There are reports that it used to be a Pony Express stop—but the Pony Express never came through Southern California. More likely, it helped serve the Butterfield-Overland Stagecoach Line. And maybe some of the motorcyclists who used to race there. 

According to the Michelin Guide, "This log cabin once drew Tinsel Town’s finest, including Charlie Chaplin, Clark Gable and the Rat Pack." It did appear in an episode of Perry Mason. Scenes from Tarzan were shot nearby. And there's some evidence that Jane Russell and Leo Maloney frequented the area. But all-too frequently, people just love to imagine old Hollywood stars visiting the same places we go today. (After all, back then, 29 miles from Hollywood was really far.)

It's been Saddle Peak Lodge at least since 1946, when newspaper clippings show that a cafe with fountain operated under the name under the ownership of two-time World War veteran and former Hermosa Beach mayor Arden R. Matthews, who leased it in 1945, along with Ida H. Kurt. In the 1960s, Bud and Jean Simmert started a two-decade stint at the helm. Al Ehringer took over in the 1980s, and his wife Ann Ehringer bought him out in 1992—but since 2016, it's been co-owned by Deep Sethi and his son Hargun (much to the chagrin of Yelp reviewers).

Ventura Blvd. reports that a lot of the more rustic decorative details date back to only 1985, when fake log cladding was added to the interior walls and seashell-fossiled stonework was added to the fireplace. (The stones, however, are real—and were collected from nearby Malibu Creek.)

Historically, it's served a variety of wild game meats—emu, bison short rib, venison, caribou—currently offered in a rotating selection of chef's "trios." That selection goes beyond the local fauna that roam the hillsides of the Calabasas Highlands and the nearby Saddle Peak, from which the lodge gets its current name.
For my meal, I settled into a small, two-person table (I was dining solo) next to a taxidermied badger...

...who looked at me suspiciously, as though I might try to take a nibble out of him. 

If I'd been sitting in the added-on upstairs—the old place used to just be the front portion, where you walk in, and the bar, but a second floor and back dining area and patio were added later—I would've borrowed a book to read in the library-like setting. 
But sitting alone with nothing to peruse but the menu and the wine list, I found myself gazing at the creatures that surrounded me at every turn. (Much of the taxidermy specimens have been donated to the restaurant by patrons and neighbors.)

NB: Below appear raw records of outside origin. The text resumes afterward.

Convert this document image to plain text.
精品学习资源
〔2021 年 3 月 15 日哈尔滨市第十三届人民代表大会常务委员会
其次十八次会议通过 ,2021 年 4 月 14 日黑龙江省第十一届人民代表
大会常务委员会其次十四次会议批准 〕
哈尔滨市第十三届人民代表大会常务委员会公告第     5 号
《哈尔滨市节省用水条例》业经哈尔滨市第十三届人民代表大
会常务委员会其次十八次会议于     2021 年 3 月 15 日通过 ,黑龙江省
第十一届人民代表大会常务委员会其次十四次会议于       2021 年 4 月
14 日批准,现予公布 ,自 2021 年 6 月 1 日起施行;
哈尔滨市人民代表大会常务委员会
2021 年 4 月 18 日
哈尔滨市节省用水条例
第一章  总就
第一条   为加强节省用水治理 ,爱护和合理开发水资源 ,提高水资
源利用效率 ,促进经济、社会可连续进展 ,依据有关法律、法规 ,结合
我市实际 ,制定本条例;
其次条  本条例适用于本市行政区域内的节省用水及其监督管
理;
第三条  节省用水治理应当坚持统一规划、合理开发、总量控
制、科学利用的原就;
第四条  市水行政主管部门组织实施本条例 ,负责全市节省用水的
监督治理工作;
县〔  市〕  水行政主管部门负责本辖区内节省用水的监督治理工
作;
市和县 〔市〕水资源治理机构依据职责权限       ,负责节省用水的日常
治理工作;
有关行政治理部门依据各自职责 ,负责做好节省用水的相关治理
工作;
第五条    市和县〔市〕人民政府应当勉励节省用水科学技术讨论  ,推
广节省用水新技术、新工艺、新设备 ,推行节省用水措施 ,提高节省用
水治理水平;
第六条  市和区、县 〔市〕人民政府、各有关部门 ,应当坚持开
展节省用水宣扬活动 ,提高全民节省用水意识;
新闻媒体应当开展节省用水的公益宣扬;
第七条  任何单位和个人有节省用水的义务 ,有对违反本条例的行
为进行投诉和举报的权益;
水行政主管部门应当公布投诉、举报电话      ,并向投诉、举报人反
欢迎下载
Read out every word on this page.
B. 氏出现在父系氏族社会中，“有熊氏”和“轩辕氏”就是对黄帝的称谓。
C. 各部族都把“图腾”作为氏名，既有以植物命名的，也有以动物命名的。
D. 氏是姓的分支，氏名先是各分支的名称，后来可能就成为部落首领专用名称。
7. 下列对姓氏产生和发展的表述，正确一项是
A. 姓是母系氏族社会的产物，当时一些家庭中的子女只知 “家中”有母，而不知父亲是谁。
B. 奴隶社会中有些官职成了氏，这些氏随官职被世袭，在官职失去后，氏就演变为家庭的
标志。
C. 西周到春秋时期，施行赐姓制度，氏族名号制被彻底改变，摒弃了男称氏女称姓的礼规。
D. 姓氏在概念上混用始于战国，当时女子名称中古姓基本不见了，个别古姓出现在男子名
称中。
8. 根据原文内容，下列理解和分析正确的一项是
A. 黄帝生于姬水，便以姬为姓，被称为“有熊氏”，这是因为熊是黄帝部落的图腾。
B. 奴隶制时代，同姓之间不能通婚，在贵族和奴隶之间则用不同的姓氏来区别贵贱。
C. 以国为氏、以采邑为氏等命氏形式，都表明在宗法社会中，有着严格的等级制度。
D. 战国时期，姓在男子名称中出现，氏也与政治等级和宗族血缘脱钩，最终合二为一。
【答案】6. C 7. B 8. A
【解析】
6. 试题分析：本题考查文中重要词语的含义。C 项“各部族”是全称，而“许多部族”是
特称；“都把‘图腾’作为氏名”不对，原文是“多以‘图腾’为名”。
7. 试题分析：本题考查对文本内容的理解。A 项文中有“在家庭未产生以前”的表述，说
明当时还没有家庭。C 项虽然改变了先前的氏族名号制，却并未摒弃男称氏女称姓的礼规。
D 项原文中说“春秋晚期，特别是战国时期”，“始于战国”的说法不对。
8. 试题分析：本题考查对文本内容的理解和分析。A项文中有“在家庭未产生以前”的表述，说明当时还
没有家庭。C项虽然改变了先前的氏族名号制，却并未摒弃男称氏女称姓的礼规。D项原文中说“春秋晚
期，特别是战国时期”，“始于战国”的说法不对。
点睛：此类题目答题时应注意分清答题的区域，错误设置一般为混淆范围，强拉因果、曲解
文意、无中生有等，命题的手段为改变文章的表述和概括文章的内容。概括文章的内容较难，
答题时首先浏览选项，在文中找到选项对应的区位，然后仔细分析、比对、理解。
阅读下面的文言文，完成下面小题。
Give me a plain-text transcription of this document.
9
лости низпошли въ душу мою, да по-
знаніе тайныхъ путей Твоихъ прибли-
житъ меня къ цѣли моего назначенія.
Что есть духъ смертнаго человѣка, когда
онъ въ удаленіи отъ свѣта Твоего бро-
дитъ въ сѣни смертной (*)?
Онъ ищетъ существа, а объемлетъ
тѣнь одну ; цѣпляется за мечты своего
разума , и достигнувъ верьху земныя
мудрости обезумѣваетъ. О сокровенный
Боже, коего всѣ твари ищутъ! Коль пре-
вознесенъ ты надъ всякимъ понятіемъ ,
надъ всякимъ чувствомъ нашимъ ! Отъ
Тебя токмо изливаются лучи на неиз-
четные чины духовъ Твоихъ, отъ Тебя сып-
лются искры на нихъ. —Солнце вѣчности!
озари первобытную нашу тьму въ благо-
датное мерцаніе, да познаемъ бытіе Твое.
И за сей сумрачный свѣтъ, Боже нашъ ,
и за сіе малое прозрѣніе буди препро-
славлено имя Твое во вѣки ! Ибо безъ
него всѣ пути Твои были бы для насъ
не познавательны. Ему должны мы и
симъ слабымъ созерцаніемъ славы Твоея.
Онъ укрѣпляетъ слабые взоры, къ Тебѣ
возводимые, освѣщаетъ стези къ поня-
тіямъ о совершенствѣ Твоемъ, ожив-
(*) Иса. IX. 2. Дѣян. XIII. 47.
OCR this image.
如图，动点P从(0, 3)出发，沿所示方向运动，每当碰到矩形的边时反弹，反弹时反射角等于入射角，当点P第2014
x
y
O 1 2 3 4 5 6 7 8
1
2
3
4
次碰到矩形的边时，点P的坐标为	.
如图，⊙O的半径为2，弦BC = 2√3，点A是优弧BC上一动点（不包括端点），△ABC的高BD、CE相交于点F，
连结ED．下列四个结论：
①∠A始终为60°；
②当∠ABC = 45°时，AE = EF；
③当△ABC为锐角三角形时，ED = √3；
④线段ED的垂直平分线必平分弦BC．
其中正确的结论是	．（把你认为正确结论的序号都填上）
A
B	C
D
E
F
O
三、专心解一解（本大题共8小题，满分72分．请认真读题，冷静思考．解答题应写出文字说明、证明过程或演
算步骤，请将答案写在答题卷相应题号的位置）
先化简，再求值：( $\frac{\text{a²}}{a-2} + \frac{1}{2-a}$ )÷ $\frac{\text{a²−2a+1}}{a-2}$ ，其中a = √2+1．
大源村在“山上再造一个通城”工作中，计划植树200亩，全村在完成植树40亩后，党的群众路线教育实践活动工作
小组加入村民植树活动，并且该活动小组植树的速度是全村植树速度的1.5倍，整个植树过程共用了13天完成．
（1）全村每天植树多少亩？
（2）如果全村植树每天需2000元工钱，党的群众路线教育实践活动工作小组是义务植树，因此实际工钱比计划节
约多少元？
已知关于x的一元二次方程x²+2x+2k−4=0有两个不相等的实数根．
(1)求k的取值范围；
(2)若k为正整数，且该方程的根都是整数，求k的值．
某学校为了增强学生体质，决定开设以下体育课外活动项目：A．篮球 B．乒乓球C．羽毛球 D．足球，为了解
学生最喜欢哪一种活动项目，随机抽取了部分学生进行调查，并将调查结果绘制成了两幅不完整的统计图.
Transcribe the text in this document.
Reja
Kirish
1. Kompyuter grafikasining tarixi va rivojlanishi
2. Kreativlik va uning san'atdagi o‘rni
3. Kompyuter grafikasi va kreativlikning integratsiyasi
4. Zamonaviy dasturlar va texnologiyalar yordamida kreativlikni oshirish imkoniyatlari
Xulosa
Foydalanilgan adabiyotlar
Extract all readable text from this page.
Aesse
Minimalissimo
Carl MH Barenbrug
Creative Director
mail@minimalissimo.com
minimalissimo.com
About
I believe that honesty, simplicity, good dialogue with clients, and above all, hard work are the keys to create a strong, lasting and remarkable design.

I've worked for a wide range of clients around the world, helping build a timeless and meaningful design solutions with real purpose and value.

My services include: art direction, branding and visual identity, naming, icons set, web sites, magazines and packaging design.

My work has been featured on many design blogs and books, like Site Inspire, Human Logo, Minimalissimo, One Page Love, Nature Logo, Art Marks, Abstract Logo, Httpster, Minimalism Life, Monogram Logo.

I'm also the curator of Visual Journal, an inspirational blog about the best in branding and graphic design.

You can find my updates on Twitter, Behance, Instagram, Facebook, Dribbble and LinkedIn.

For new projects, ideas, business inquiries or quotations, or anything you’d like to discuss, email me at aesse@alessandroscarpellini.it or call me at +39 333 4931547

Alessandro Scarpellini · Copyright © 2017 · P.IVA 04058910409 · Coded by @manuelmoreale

Sipping on a dirty Hendricks martini with blue cheese olives—an off-menu option for Thanksgiving that I asked for and they granted—gave me something else to do. 
So did the excellent warm dinner roll...

...with its piped butter and flaked salt accompaniments.

I decided if I was going to Saddle Peak it for Thanksgiving, I was going to really do it up and order the most Saddle Peak-ish items off the prix fixe menu, including the grilled pheasant Caesar salad...

...bison tartare with crispy onions and capers and aioli dabs (but no toast to spread it upon)...

...and seared New Zealand elk tenderloins (perfectly medium rare but a bit heat lamp-y for me).
Pity the vegetarians who try to go and get stuck with quinoa as their entree. At least they can enjoy the toffeed bread pudding with vanilla bean ice cream, which was excellent. 

I think I probably don't need to go back again. 

Of course, I can say that now. But give me time to let the regret start seeping in. I'm sure I've missed out on something (like the upstairs).